Read a story on Orbitcast that Echostar has been acquiring portions of Sirius XM's debt that is coming to maturity soon. They speculate that Echostar maybe looking to acquire the satellite radio broadcaster. What say you?

http://www.orbitcast.com/archives/r...-attempting-to-take-over-sirius-xm-radio.html


----------



## xmguy

source; Orbitcast.com



> "
> According to the _Wall Street Journal_, Charles Ergen's EchoStar Corp. has been accumulating substantial portions of debt from Sirius XM Radio Inc. in what could be the first move in an attempt *to take over the company*.
> 
> Charles Ergen, who himself is the 87th richest man in the world (net worth of $9.5 billion) and controls a satellite empire surrounding Dish Network and EchoStar, has recently acquired part of the $300 million of Sirius XM debt that matures on February 17th, according to _WSJ's_ sources.
> 
> Sirius XM has worked down the total debt to about $175 million, but it isn't clear whether Ergen participated in that exchange.
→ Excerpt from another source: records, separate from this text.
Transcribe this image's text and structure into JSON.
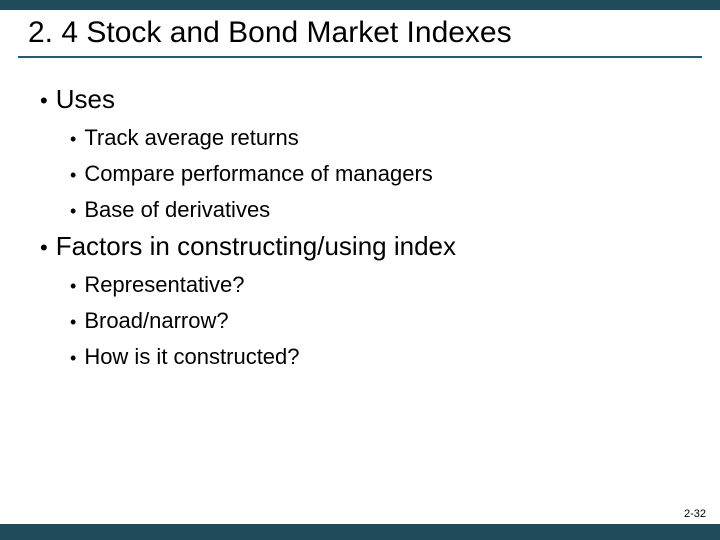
{
  "colors": {
    "bar": "#204b5b",
    "underline": "#2a5a6e",
    "background": "#ffffff",
    "text": "#000000"
  },
  "title": "2. 4 Stock and Bond Market Indexes",
  "page_number": "2-32",
  "bullets": [
    {
      "text": "Uses",
      "children": [
        {
          "text": "Track average returns"
        },
        {
          "text": "Compare performance of managers"
        },
        {
          "text": "Base of derivatives"
        }
      ]
    },
    {
      "text": "Factors in constructing/using index",
      "children": [
        {
          "text": "Representative?"
        },
        {
          "text": "Broad/narrow?"
        },
        {
          "text": "How is it constructed?"
        }
      ]
    }
  ]
}
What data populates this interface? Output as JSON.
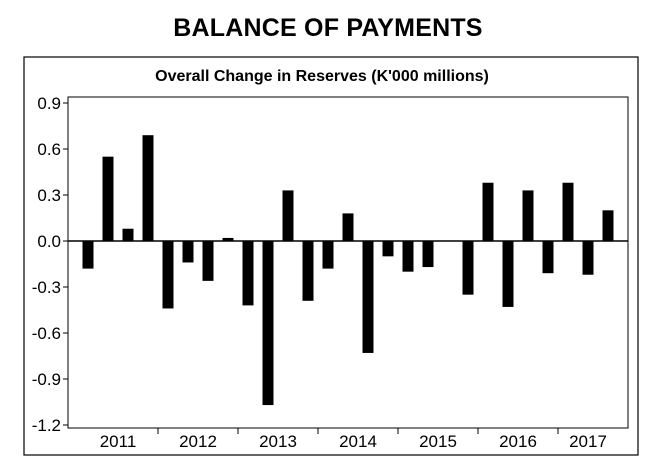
{
  "header": {
    "title": "BALANCE OF PAYMENTS"
  },
  "chart_data": {
    "type": "bar",
    "title": "Overall Change in Reserves (K'000 millions)",
    "years": [
      "2011",
      "2012",
      "2013",
      "2014",
      "2015",
      "2016",
      "2017"
    ],
    "quarters_per_year": 4,
    "values": [
      -0.18,
      0.55,
      0.08,
      0.69,
      -0.44,
      -0.14,
      -0.26,
      0.02,
      -0.42,
      -1.07,
      0.33,
      -0.39,
      -0.18,
      0.18,
      -0.73,
      -0.1,
      -0.2,
      -0.17,
      0.0,
      -0.35,
      0.38,
      -0.43,
      0.33,
      -0.21,
      0.38,
      -0.22,
      0.2
    ],
    "yticks": [
      "0.9",
      "0.6",
      "0.3",
      "0.0",
      "-0.3",
      "-0.6",
      "-0.9",
      "-1.2"
    ],
    "ylim": [
      -1.2,
      0.9
    ],
    "colors": {
      "bar": "#000000",
      "axis": "#000000",
      "background": "#ffffff"
    }
  }
}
The _Wall Street Journal_ reports that Ergen could also be buying up the senior bank debt due in May.


Edited for possible copyright violation. More at the link below.


----------



## hdtvfan0001

That's a mountain load of speculation there....
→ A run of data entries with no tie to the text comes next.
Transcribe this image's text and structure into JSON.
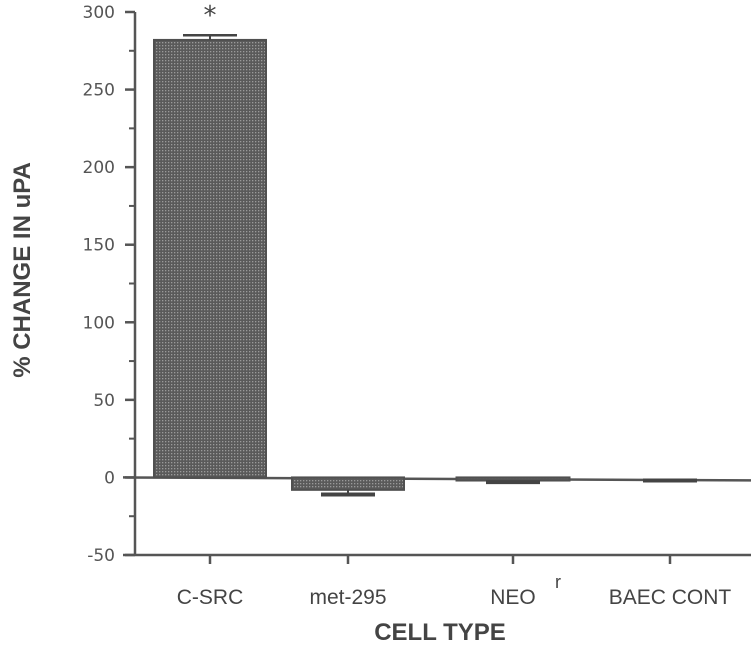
{
  "chart_data": {
    "type": "bar",
    "title": "",
    "xlabel": "CELL TYPE",
    "ylabel": "% CHANGE IN uPA",
    "categories": [
      "C-SRC",
      "met-295",
      "NEO r",
      "BAEC CONT"
    ],
    "category_labels": [
      {
        "main": "C-SRC",
        "sup": ""
      },
      {
        "main": "met-295",
        "sup": ""
      },
      {
        "main": "NEO",
        "sup": "r"
      },
      {
        "main": "BAEC CONT",
        "sup": ""
      }
    ],
    "values": [
      282,
      -8,
      -2,
      -1
    ],
    "error_bars": [
      3,
      3,
      1,
      1
    ],
    "annotations": [
      {
        "category": "C-SRC",
        "text": "*"
      }
    ],
    "ylim": [
      -50,
      300
    ],
    "yticks": [
      -50,
      0,
      50,
      100,
      150,
      200,
      250,
      300
    ],
    "ytick_labels": [
      "-50",
      "0",
      "50",
      "100",
      "150",
      "200",
      "250",
      "300"
    ],
    "grid": false,
    "legend": null
  }
}
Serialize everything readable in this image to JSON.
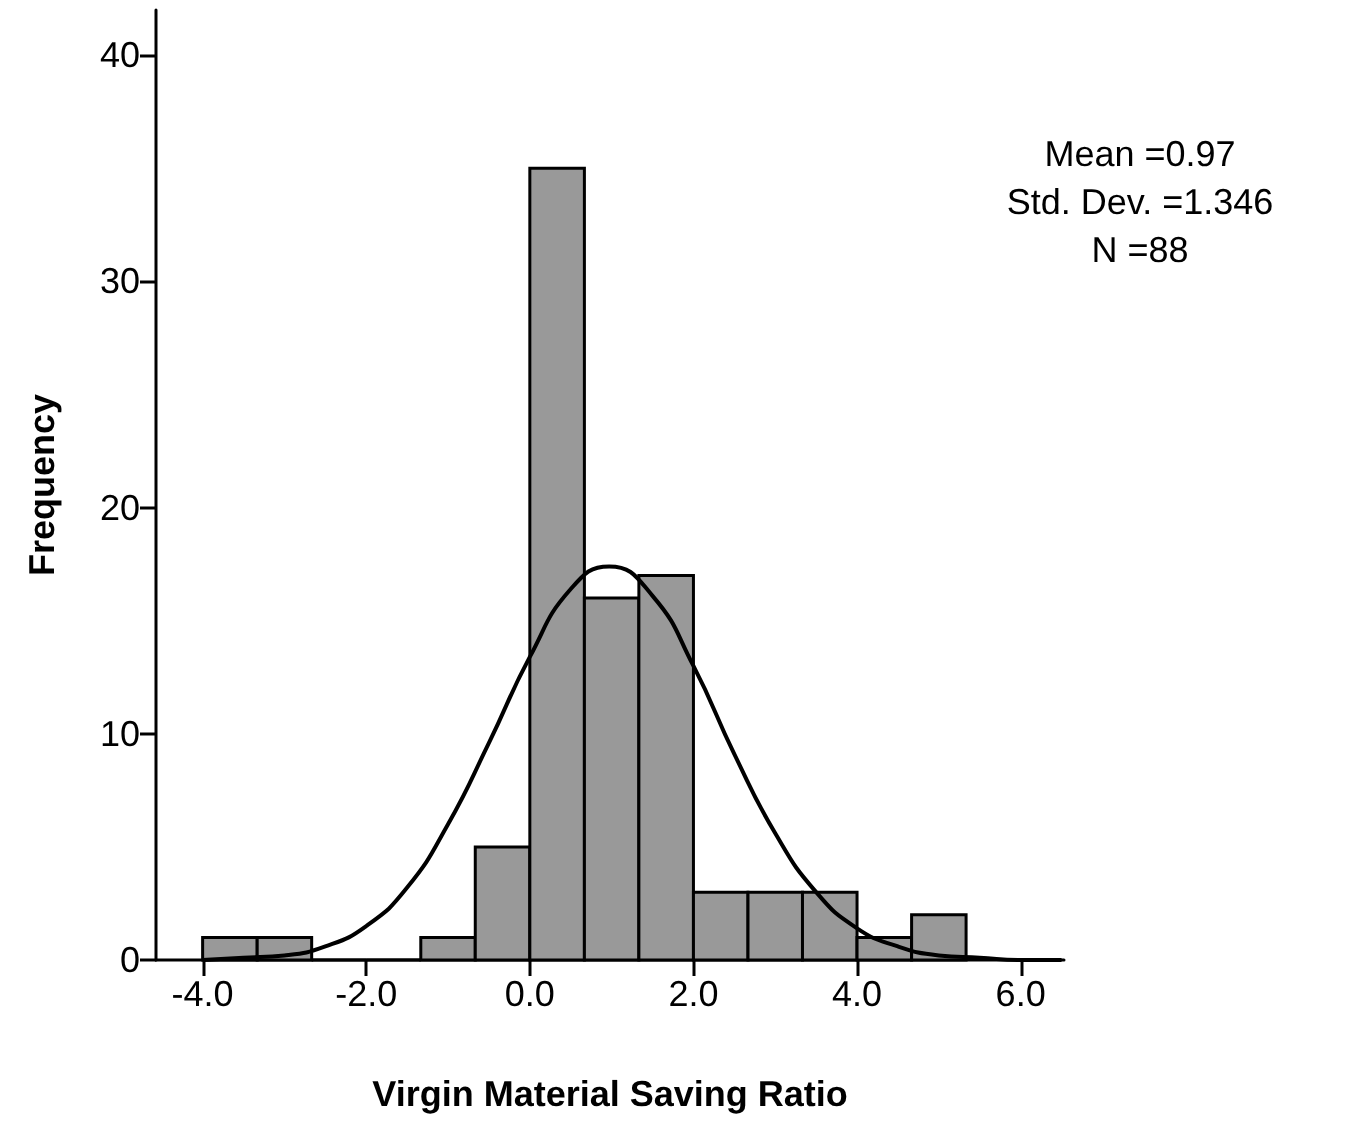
{
  "chart_data": {
    "type": "histogram",
    "xlabel": "Virgin Material Saving Ratio",
    "ylabel": "Frequency",
    "bins": [
      -4,
      -3.333,
      -2.667,
      -2,
      -1.333,
      -0.667,
      0,
      0.667,
      1.333,
      2,
      2.667,
      3.333,
      4,
      4.667,
      5.333
    ],
    "values": [
      1,
      1,
      0,
      0,
      1,
      5,
      35,
      16,
      17,
      3,
      3,
      3,
      1,
      2
    ],
    "color": "#999999",
    "series": [
      {
        "type": "line",
        "color": "#000000",
        "x": [
          -4,
          -3.5,
          -3,
          -2.5,
          -2,
          -1.5,
          -1,
          -0.5,
          0,
          0.5,
          0.97,
          1.5,
          2,
          2.5,
          3,
          3.5,
          4,
          4.5,
          5,
          5.5,
          6,
          6.5
        ],
        "values": [
          0,
          0.1,
          0.2,
          0.6,
          1.5,
          3.2,
          6,
          9.6,
          13.4,
          16.4,
          17.4,
          16.1,
          13,
          9.1,
          5.6,
          3,
          1.4,
          0.6,
          0.2,
          0.1,
          0,
          0
        ]
      }
    ],
    "xlim": [
      -4.57,
      6.53
    ],
    "xticks": [
      {
        "value": -4,
        "label": "-4.0"
      },
      {
        "value": -2,
        "label": "-2.0"
      },
      {
        "value": 0,
        "label": "0.0"
      },
      {
        "value": 2,
        "label": "2.0"
      },
      {
        "value": 4,
        "label": "4.0"
      },
      {
        "value": 6,
        "label": "6.0"
      }
    ],
    "ylim": [
      0,
      42
    ],
    "yticks": [
      0,
      10,
      20,
      30,
      40
    ],
    "grid": false,
    "annotations": [
      "Mean =0.97",
      "Std. Dev. =1.346",
      "N =88"
    ]
  }
}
Put another way....a whole lotta ducks needed in a row...


----------



## Richard King

Link to story:
http://www.orbitcast.com/archives/r...mpting-to-take-over-sirius-xm-radio.html#more


----------



## Richard King

http://blogs.wsj.com/deals/2009/02/05/sirius-xm-an-echostar-takeover-bring-it-on/


----------



## Richard King

merged threads


----------



## haloguy628

Ergen's EchoStar buys Sirius debt

From Denver Post



> Sirius XM Radio Inc., the satellite- radio broadcaster, rose as much as 43 percent in U.S. trading on a Wall Street Journal report that EchoStar Corp. bought a stake in its maturing debt.
> 
> EchoStar, the satellite-television group run by Charles Ergen, acquired part of a $300 million tranche maturing Feb. 17, the Wall Street Journal reported, citing people familiar with the matter. It isn't clear if Ergen participated in a debt-for-equity exchange that cut the debt outstanding to about $175 million, the Journal said.
> 
> Sirius XM advanced 5 cents to 19 cents at 10:21 a.m. New York time in Nasdaq Stock Market composite trading after rising as high as 20.4 cents, a two-month high. Before today, the stock had slumped 91 percent since the merger of Sirius and XM Satellite Radio Holdings Inc. was completed in July.
> 
> The company is facing about $925 million in debt repayments this year. Over the past month, the broadcaster has been exchanging debt for shares to reduce the debt due in two weeks. The stock has traded below $1 since Sept. 20 on investor concern that Chief Executive Officer Mel Karmazin may not be able to manage the debt and meet growth projections.
> 
> Echostar may be pursuing a plan to use the debt as a way to control Sirius XM inside or outside of bankruptcy, the Journal reported.
> 
> Patrick Reilly, a spokesman for Sirius XM, didn't immediately return a phone call and an e-mail seeking comment, neither did Kathie Gonzalez, a spokeswoman for EchoStar.


----------



## jacmyoung

Charlie can use that three geostationary satellites.


----------



## BJK

This also received mention on CNBC today.

BJK


----------



## djlong

There are more than 3 satellites. The XM side of Sirius XM had 4 satellites (Rock, Roll, Rhythm and Blues) and I think an on-ground spare. The Sirius side had at least 3 satellites in an inclined orbit and I don't know how many (if any) spares.


----------



## Ken S

It appears that Echostar (Owner of Dish Network and Sling) is making a run at controlling SiriusXM.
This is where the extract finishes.